Wednesday, May 13, 2015

Review: The Worst Cocktail Day

A little something different for you this evening, friends. I don't normally skew into reviewing other peoples' writing; after all, those people get published, and I do this just as a hobby. But my wife sent this to me earlier today and I nearly had a stroke at my desk.

Did you know it was World Cocktail Day today? Despite my obvious interest, I had absolutely no clue, being not only generally oblivious to the date but also a committed hater of fake holidays. (And anyway, if you're going to celebrate a cocktail-themed holiday, why the fuck wouldn't it be it Repeal Day?) Fortunately we have David Holloway, writing at AL.com, to tell us all about it.
Today is World Cocktail Day and I can hear many of you muttering under your breath reading this space you thought everyday was World Cocktail Day.
You can practically fucking hear him chortling as he writes this. Not off to a good start.
You can celebrate accordingly but I know how I plan to mark the occasion; more on that in a minute. 
Okay, I'm sure you've got some good options lined up! Maybe we'll get some historical gems: a Sazerac, a Sidecar, a Martinez, something special and authentic...
A cocktail is defined as "any generic alcoholic mixed drink, cocktail may mean any beverage that contains two or more ingredients if at least one of them contains alcohol."
That can mean just about anything and rightly does.
...Not promising, David. Cocktails should be special! "Just about anything" doesn't cut it.
You never know when somebody will ask me a question about a Fuel-Injected Sidecar Cocktail and I better know the answer. 
I... wait, what? First of all, that sounds like a horrid shot-of-the-week that some hungover college town bartender cobbled together after reading the back of a discount-rack cocktail guide. Second, do you own and manage a bar that you forgot to mention? Do people actually ask you shit like this? Are you that desperate for friends? Is that why you seem so desperate to "mark the occasion"?
...the adult libation of choice for me will most likely be a variation of a classic drink made popular by one of the great movie spies of all time.
Oh no. No, no, no no no no no...
James Bond's drink of choice (at least the early Bond played by Sean Connery) was a vodka martini.
God dammit, David! A vodka martini? That faux-sophisticated bastardization of a real, proper cocktail? Let's get one thing straight: a "vodka martini" is not a Martini. Neither gin nor vermouth are optional. Granted, they take a little care to assemble, but together they make for one of the most sublime cocktails around, one which has quite rightly lasted for over a hundred years. Why would you mess with that, David?
I fell for them straight off. But it wasn't until I discovered the dirty version of that iconic ligation that I really fell for them.

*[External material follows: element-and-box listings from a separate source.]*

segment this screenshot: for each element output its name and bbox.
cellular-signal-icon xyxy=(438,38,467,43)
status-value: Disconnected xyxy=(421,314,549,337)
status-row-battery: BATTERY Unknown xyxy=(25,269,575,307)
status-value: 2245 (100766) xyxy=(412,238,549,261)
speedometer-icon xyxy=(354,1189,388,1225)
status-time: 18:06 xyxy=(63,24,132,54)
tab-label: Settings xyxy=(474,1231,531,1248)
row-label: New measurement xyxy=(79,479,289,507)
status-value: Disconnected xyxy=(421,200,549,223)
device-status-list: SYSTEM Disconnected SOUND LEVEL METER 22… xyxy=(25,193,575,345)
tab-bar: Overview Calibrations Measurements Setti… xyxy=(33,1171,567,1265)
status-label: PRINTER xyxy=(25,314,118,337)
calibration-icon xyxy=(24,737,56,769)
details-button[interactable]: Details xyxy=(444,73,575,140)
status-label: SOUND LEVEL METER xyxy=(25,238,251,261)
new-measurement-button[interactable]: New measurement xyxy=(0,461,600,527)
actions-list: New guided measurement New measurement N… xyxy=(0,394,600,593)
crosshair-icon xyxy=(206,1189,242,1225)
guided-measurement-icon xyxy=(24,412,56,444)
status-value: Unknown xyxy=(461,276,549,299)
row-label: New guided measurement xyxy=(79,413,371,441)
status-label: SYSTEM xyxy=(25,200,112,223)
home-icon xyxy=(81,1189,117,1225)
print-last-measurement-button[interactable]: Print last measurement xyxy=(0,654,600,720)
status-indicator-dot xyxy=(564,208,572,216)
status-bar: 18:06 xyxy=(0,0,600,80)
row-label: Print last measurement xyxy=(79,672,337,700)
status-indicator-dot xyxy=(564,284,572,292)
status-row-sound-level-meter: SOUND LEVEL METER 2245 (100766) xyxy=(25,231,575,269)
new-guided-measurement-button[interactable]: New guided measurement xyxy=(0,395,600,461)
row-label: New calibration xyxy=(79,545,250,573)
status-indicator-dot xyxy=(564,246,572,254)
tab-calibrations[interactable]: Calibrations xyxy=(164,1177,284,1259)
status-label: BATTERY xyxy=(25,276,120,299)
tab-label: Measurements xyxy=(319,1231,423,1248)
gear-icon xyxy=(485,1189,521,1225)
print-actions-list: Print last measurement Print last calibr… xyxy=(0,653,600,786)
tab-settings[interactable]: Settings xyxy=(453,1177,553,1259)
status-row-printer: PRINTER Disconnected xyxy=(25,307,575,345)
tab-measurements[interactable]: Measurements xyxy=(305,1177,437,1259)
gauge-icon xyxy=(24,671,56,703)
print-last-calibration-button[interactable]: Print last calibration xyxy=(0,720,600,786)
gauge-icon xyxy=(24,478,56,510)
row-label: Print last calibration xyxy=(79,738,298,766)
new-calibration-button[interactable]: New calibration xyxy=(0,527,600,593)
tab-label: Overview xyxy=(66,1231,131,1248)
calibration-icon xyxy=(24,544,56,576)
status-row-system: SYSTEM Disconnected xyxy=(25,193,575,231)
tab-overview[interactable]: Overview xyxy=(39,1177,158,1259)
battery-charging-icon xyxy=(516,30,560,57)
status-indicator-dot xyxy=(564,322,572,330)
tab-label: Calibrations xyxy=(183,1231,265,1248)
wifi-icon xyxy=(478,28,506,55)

ARE YOU FUCKING KIDDING ME?

The Dirty Martini is a martini in which the bartender adds a healthy dose of the olive juice to mix to make it extra special.

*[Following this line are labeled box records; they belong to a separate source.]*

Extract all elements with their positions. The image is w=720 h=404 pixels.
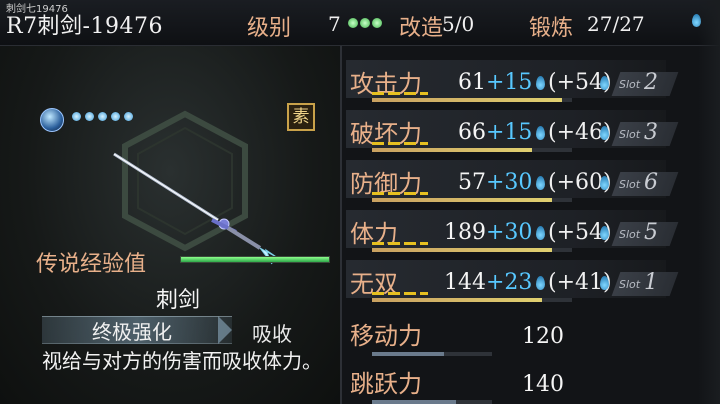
- stat-bonus-value: +30: [486, 220, 533, 245]
- stat-bar: [372, 198, 572, 202]
- gem-icon: [372, 18, 382, 28]
- slot-label: Slot: [619, 78, 641, 91]
- stat-underline: [372, 292, 428, 295]
- header-bar: 刺剑七19476 R7刺剑-19476 级别 7 改造 5/0 锻炼 27/27: [0, 0, 720, 46]
- stat-underline: [372, 192, 428, 195]
- stat-bonus-value: +30: [486, 170, 533, 195]
- stat-bar: [372, 400, 492, 404]
- stats-panel: 攻击力 61 +15 (+54) Slot 2 破坏力 66 +15 (+46)…: [342, 46, 720, 404]
- weapon-panel: 素 传说经验值 刺剑 终极强化 吸收 视给与对方的伤害而吸收体力。: [0, 46, 340, 404]
- stat-row[interactable]: 无双 144 +23 (+41) Slot 1: [342, 254, 720, 304]
- stat-underline: [372, 92, 428, 95]
- drop-icon: [536, 126, 545, 140]
- stat-bar-fill: [372, 400, 456, 404]
- drop-icon: [600, 76, 609, 90]
- gem-icon: [360, 18, 370, 28]
- skill-tag: 吸收: [252, 322, 292, 346]
- stat-label: 跳跃力: [350, 370, 422, 398]
- drop-icon: [536, 176, 545, 190]
- stat-bar-fill: [372, 298, 542, 302]
- mod-value: 5/0: [442, 12, 475, 36]
- element-orb-icon: [40, 108, 64, 132]
- stat-base-value: 189: [444, 220, 486, 245]
- edge-shade: [698, 0, 720, 404]
- stat-bonus-value: +15: [486, 70, 533, 95]
- stat-bar: [372, 298, 572, 302]
- stat-row[interactable]: 破坏力 66 +15 (+46) Slot 3: [342, 104, 720, 154]
- exp-bar: [180, 256, 330, 263]
- weapon-title: R7刺剑-19476: [6, 14, 163, 39]
- slot-number: 2: [644, 70, 658, 95]
- stat-value: 120: [522, 324, 564, 349]
- stat-label: 移动力: [350, 322, 422, 350]
- stat-bonus-value: +15: [486, 120, 533, 145]
- stat-row[interactable]: 体力 189 +30 (+54) Slot 5: [342, 204, 720, 254]
- slot-number: 3: [644, 120, 658, 145]
- gem-icon: [348, 18, 358, 28]
- slot-number: 1: [644, 270, 658, 295]
- forge-value: 27/27: [587, 12, 645, 36]
- slot-label: Slot: [619, 178, 641, 191]
- slot-label: Slot: [619, 128, 641, 141]
- mod-label: 改造: [399, 16, 444, 41]
- simple-stat-row[interactable]: 移动力 120: [342, 306, 720, 356]
- stat-bar-fill: [372, 248, 552, 252]
- stat-row[interactable]: 攻击力 61 +15 (+54) Slot 2: [342, 54, 720, 104]
- skill-description: 视给与对方的伤害而吸收体力。: [42, 349, 322, 373]
- drop-icon: [600, 176, 609, 190]
- exp-bar-fill: [181, 257, 329, 262]
- stat-underline: [372, 142, 428, 145]
- drop-icon: [536, 276, 545, 290]
- drop-icon: [536, 76, 545, 90]
- stat-bar-fill: [372, 198, 552, 202]
- slot-label: Slot: [619, 228, 641, 241]
- slot-number: 5: [644, 220, 658, 245]
- slot-label: Slot: [619, 278, 641, 291]
- stat-base-value: 57: [458, 170, 486, 195]
- forge-label: 锻炼: [529, 16, 574, 41]
- rank-dot-icon: [98, 112, 107, 121]
- rank-dots: [72, 112, 133, 121]
- level-label: 级别: [247, 16, 292, 41]
- weapon-name: 刺剑: [156, 288, 201, 313]
- stat-bar: [372, 148, 572, 152]
- stat-bar: [372, 98, 572, 102]
- stat-base-value: 144: [444, 270, 486, 295]
- exp-label: 传说经验值: [36, 252, 147, 277]
- drop-icon: [600, 226, 609, 240]
- stat-value: 140: [522, 372, 564, 397]
- stat-bonus-value: +23: [486, 270, 533, 295]
- rank-dot-icon: [85, 112, 94, 121]
- stat-bar: [372, 248, 572, 252]
- stat-bar-fill: [372, 148, 532, 152]
- level-gems: [348, 18, 382, 28]
- rank-dot-icon: [72, 112, 81, 121]
- level-value: 7: [328, 12, 341, 36]
- arrow-right-icon: [218, 316, 232, 344]
- simple-stat-row[interactable]: 跳跃力 140: [342, 354, 720, 404]
- stat-bar-fill: [372, 98, 562, 102]
- drop-icon: [600, 126, 609, 140]
- stat-row[interactable]: 防御力 57 +30 (+60) Slot 6: [342, 154, 720, 204]
- skill-name: 终极强化: [92, 320, 172, 344]
- rank-dot-icon: [111, 112, 120, 121]
- drop-icon: [600, 276, 609, 290]
- stat-base-value: 61: [458, 70, 486, 95]
- rank-dot-icon: [124, 112, 133, 121]
- drop-icon: [536, 226, 545, 240]
- slot-number: 6: [644, 170, 658, 195]
- stat-underline: [372, 242, 428, 245]
- stat-base-value: 66: [458, 120, 486, 145]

(ಠ_ಠ) OH YES. "EXTRA SPECIAL".

I once ordered a dirty martini in a bar in New Orleans and the bartender asked me if I wanted it Britney dirty or Madonna dirty. I went for the Madonna version.
OH HAHA, HAHA, HAHA. SUCH FUNNY. It's funny because Madonna is so dirty, and also because a dirty martini is like drinking a salt lick! Especially when you make it like this:
...1 fluid ounce brine from olive jar...
A whole fucking ounce? GODDAMNIT DAVID WHY ლ(ಠ益ಠ)ლ
So to be the best host you can be how about pouring some extra olive juice into a small glass and serving it with the drink so that your guest can add more if they desire? And if it's me, I will most likely do just that.
How about no, because that is not a thing that ANY human with even a rudimentary set of taste buds would EVER WANT. That's fucking ENOUGH out of you, David. Go sit in the goddamned corner and eat a garnish tray of olives. You deserve it. Afterwards if you're good we'll let you suckle the bar mats. I'm sure you'll give us another 2,000-word masterpiece out of the experience.

Do me a favor, folks. Listen to nothing this man says about this or any other topic. Do not drink a dirty "martini", ever. It is a garbage drink for garbage people, people such as David. Grab a cocktail book, pick a page at random, and make that. You will have a better World Cocktail Day, I guarantee it.

Next year, let's show him how it's done.